In the updated title, which is presented as a found footage anthology where each “tape” tells a self-contained story, players initially take control of a movie theater usher named Josh as he no-clips into the titular Backrooms and tries to find his way out of a liminal labyrinth. The second (and final) tape follows Josh’s brother Nikolas as he attempts to track down the missing usher and ends up embarking on his own journey through infinite hallways and not-so-empty pools.
What follows is a highly atmospheric first-person walking simulator with the occasional light puzzle and a handful of thrilling chase sequences. While the liminal environment is obviously the star of the show here, the rooms are actually populated by monsters in this game, and our characters have plenty to say about the situation they find themselves in.
Unlike Parsons’ more introspective take on the Backrooms mythology, Cortez has decided to incorporate the multiple levels of the Backrooms wiki as well as several crossovers with the SCP “franchise”. While I personally don’t mind this inclusion due to the creepypasta’s collective origins, die-hard fans might be bothered by the fact that you can run into SCP-173 (affectionately referred to as Peanut by some fans) while wandering around the yellow hallways.
However, the real problem here is the fact that the game is simply presenting imagery and ideas made by other people without adding anything new to these familiar elements. There is an undeniable novelty to exploring these beautiful renditions of classic liminal environments, but Lost Tape offers little in the way of originality in both narrative and presentation. This extends to the unfortunate use of generative AI in some of the new textures and audio files – issues that weren’t present in the 2022 version of the title.

Though Cortez has promised that he’s working on bringing back the VHS filter that made the original experience so grungy and atmospheric, the glossy new visuals make the game feel a lot less scary while also consuming way more computing power than can be reasonably expected from an indie title. Sure, the game is pretty in a “tech-demo” sort of way, but there’s no reason for it to be hogging resources like a blockbuster AAA title.
This is made even more frustrating by the fact that this found footage anthology is technically still incomplete. The two existing tapes only scratch the surface of the setting’s narrative potential, and Cortez has announced that the next ones will only be available as (likely paid) DLC. Josh and Nikolas’ tapes are self-contained yarns that’ll each get you about a feature film’s worth of entertainment, though a lot of that runtime is taken up by very slowly walking from one point to another. But it’s a shame that there isn’t a concrete promise of more content to come.

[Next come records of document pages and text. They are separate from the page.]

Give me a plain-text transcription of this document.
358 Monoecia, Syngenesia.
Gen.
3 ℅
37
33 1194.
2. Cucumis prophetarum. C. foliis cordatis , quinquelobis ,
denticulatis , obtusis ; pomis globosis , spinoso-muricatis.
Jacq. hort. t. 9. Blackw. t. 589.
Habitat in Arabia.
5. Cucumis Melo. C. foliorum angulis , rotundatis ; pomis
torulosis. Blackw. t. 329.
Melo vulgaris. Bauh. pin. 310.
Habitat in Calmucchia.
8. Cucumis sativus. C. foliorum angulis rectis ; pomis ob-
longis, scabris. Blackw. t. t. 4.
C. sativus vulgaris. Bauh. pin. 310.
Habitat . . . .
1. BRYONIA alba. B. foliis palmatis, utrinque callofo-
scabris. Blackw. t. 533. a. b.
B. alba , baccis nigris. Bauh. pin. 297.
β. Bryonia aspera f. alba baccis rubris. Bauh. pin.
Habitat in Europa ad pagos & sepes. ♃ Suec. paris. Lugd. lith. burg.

At the end of the day, Backrooms: Lost Tape isn’t a bad game. Cortez really nails the liminal atmosphere and even breathes new life into tired SCP tropes, and the upcoming VHS filter will likely resolve most of my gripes with the revamped visuals. That being said, I find it hard to recommend a project that took a completely functional experience and spoiled it with AI-generated assets and poorly-optimized “upgrades” that no one was really asking for – especially since it doesn’t give existing owners the chance to roll back to a previous version of the game.
So, if you’re looking for more Backrooms-related thrills after enjoying the A24 adaptation, Lost Tape isn’t necessarily a bad place to start, but there are certainly better and more original options out there.
Backrooms: Lost Tape is available now on Steam and PS5.